Monday, February 17, 2020

Photos from Aurelia's College Yearbook

A reader kindly sent me photos of Aurelia Schober from Aurelia's college yearbook, the one Aurelia edited, the 1928 volume of Sivad. That's "Davis" spelled backwards; T. Lawrence Davis  founded the school as Boston University's College of Secretarial Science in 1919, and was to be its only dean. The year Aurelia enrolled, 1924, the College's name had been changed to the College of Practical Arts and Letters (CPAL). Aurelia graduated with the degree Bachelor of Secretarial Sciences (B.S.S.), which CPAL was the first to grant.

Davis ensured that CPAL's students, all females, were educated not only in secretarial skills but in the arts and letters. There were even dancing lessons for students deemed in need of them. Aurelia's secretarial science degree was a liability for a woman who wanted a job teaching languages and literature. A year after graduation Aurelia set about to "rectify" (her word) [1] her B.S.S. degree by starting Boston University graduate school, earning in 1930 a master's degree in English and German.

Aurelia was editor-in-chief of her senior yearbook. In the above staff photograph she sits front and center. She is markedly taller and longer-limbed than her schoolmates. One of Sylvia's boyfriends later called Aurelia "statuesque."


Here is Aurelia's college graduation photo, taken in profile, as was Sylvia Plath's.
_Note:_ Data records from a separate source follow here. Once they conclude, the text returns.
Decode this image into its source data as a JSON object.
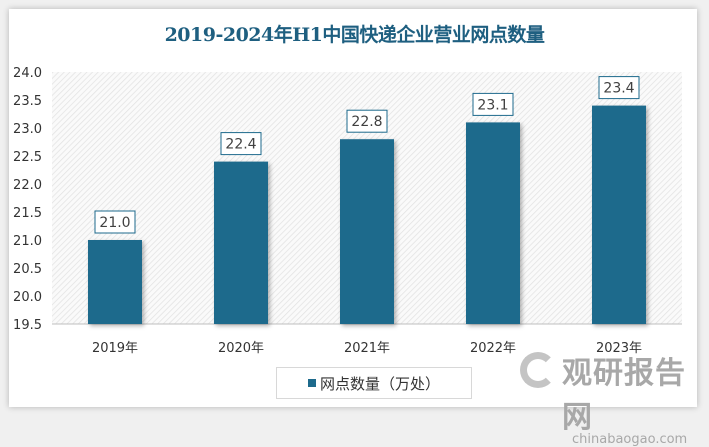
{
  "chart_data": {
    "type": "bar",
    "title": "2019-2024年H1中国快递企业营业网点数量",
    "categories": [
      "2019年",
      "2020年",
      "2021年",
      "2022年",
      "2023年"
    ],
    "series": [
      {
        "name": "网点数量（万处）",
        "values": [
          21.0,
          22.4,
          22.8,
          23.1,
          23.4
        ]
      }
    ],
    "ylim": [
      19.5,
      24.0
    ],
    "yticks": [
      "19.5",
      "20.0",
      "20.5",
      "21.0",
      "21.5",
      "22.0",
      "22.5",
      "23.0",
      "23.5",
      "24.0"
    ],
    "xlabel": "",
    "ylabel": "",
    "legend": "bottom",
    "colors": {
      "bar": "#1d6a8c",
      "title": "#1e5f80"
    }
  },
  "watermark": {
    "cn": "观研报告网",
    "en": "chinabaogao.com"
  }
}
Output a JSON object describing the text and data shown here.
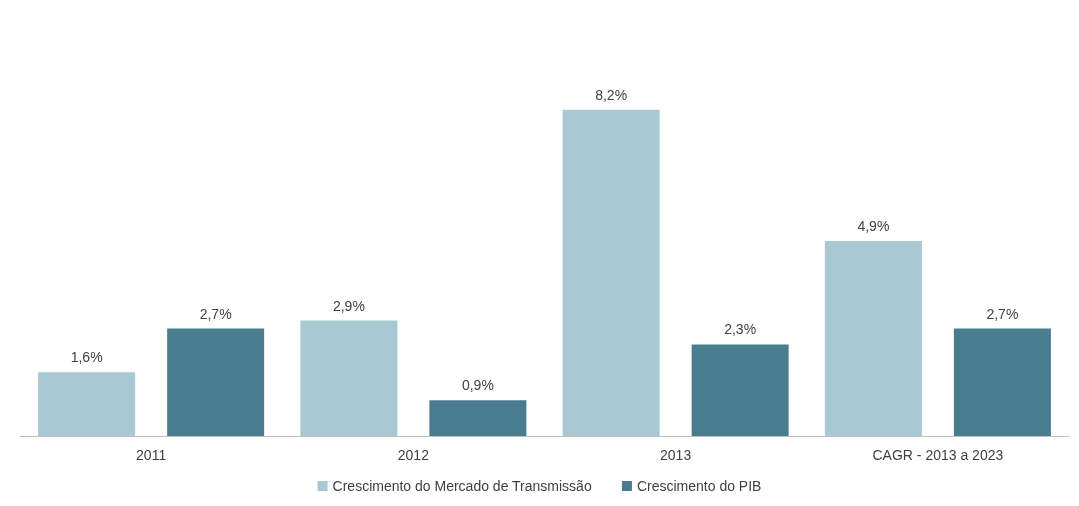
{
  "chart_data": {
    "type": "bar",
    "categories": [
      "2011",
      "2012",
      "2013",
      "CAGR - 2013 a 2023"
    ],
    "series": [
      {
        "name": "Crescimento do Mercado de Transmissão",
        "color": "#a8c8d3",
        "values": [
          1.6,
          2.9,
          8.2,
          4.9
        ],
        "value_labels": [
          "1,6%",
          "2,9%",
          "8,2%",
          "4,9%"
        ]
      },
      {
        "name": "Crescimento do PIB",
        "color": "#4a7c8f",
        "values": [
          2.7,
          0.9,
          2.3,
          2.7
        ],
        "value_labels": [
          "2,7%",
          "0,9%",
          "2,3%",
          "2,7%"
        ]
      }
    ],
    "legend": "bottom"
  }
}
Active in the CPAL German Club, Aurelia on two documented occasions acted as the male lead in the club's German-language plays. She resigned the German Club presidency when appointed to head Sivad. The "class note" alongside Aurelia's graduation photo reads:

"The German Club nearly lost its sensational 'young man' when Sivad won an efficient Editor-in-Chief, but Aurelia played both roles admirably. The staff will never forget those board meetings, those would-be 'scoldings' and those cherished words of approval and praise."
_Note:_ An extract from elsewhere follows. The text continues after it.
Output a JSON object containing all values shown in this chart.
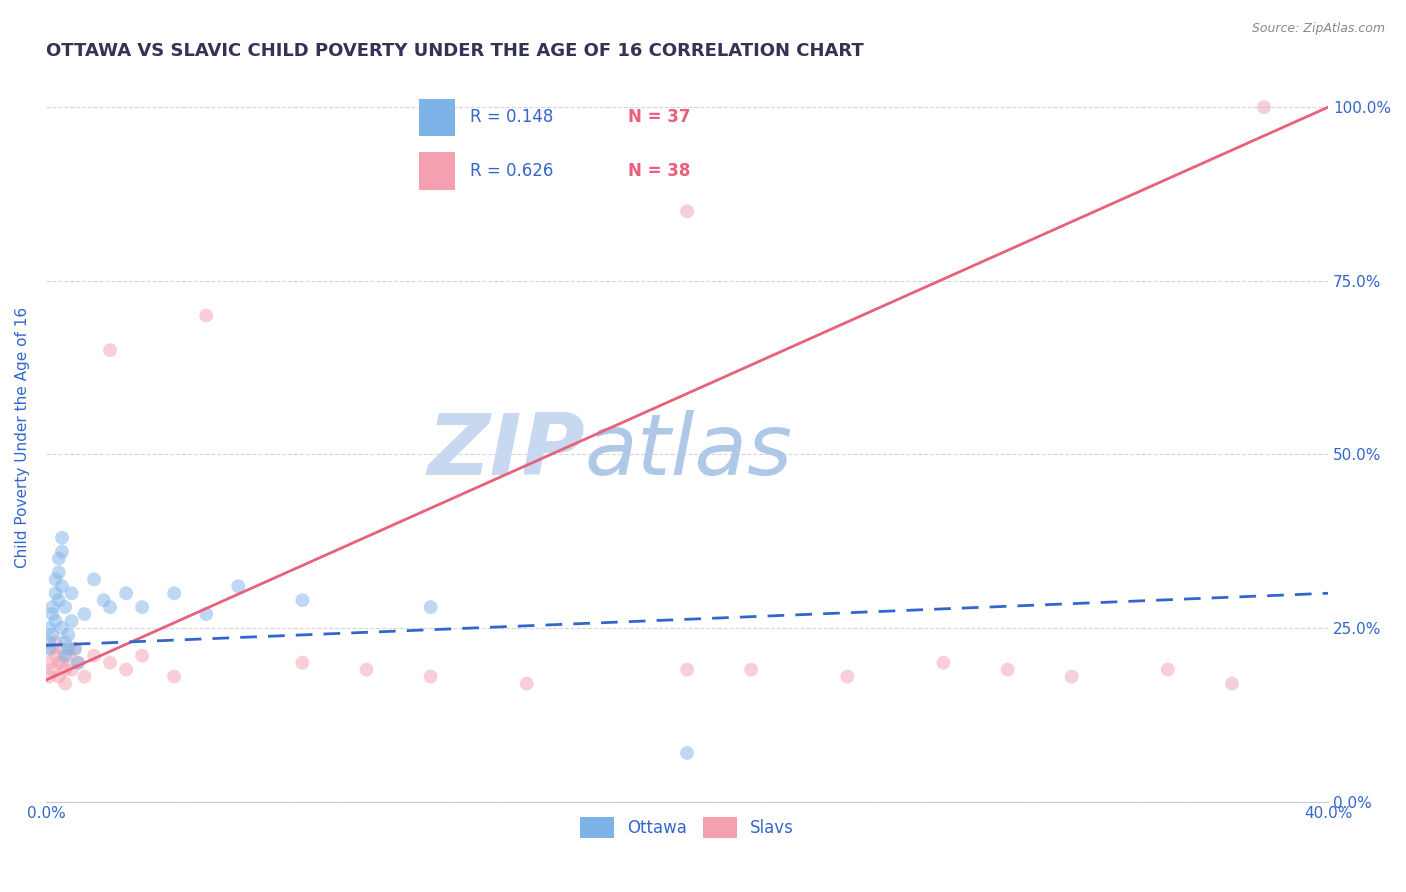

History of Boston University's College of Practical Arts and Letters: https://dailyfreepress.com/2003/11/05/warring-and-working-bu-school-helped-women-find-jobs-until-the-50s/ (accessed 16 February 2020)

Dates of CPAL founding, renaming, absorption in 1955 into the College of Business Administration: https://www.bu.edu/timeline/1919/02/28/pal-later-cba-established/

Many thanks to Sarah Manthe. The 1928 Sivad had been elusive while the volumes from adjacent years were not.

[1] XI. Aurelia Plath, Box 30, folder 67, Smith.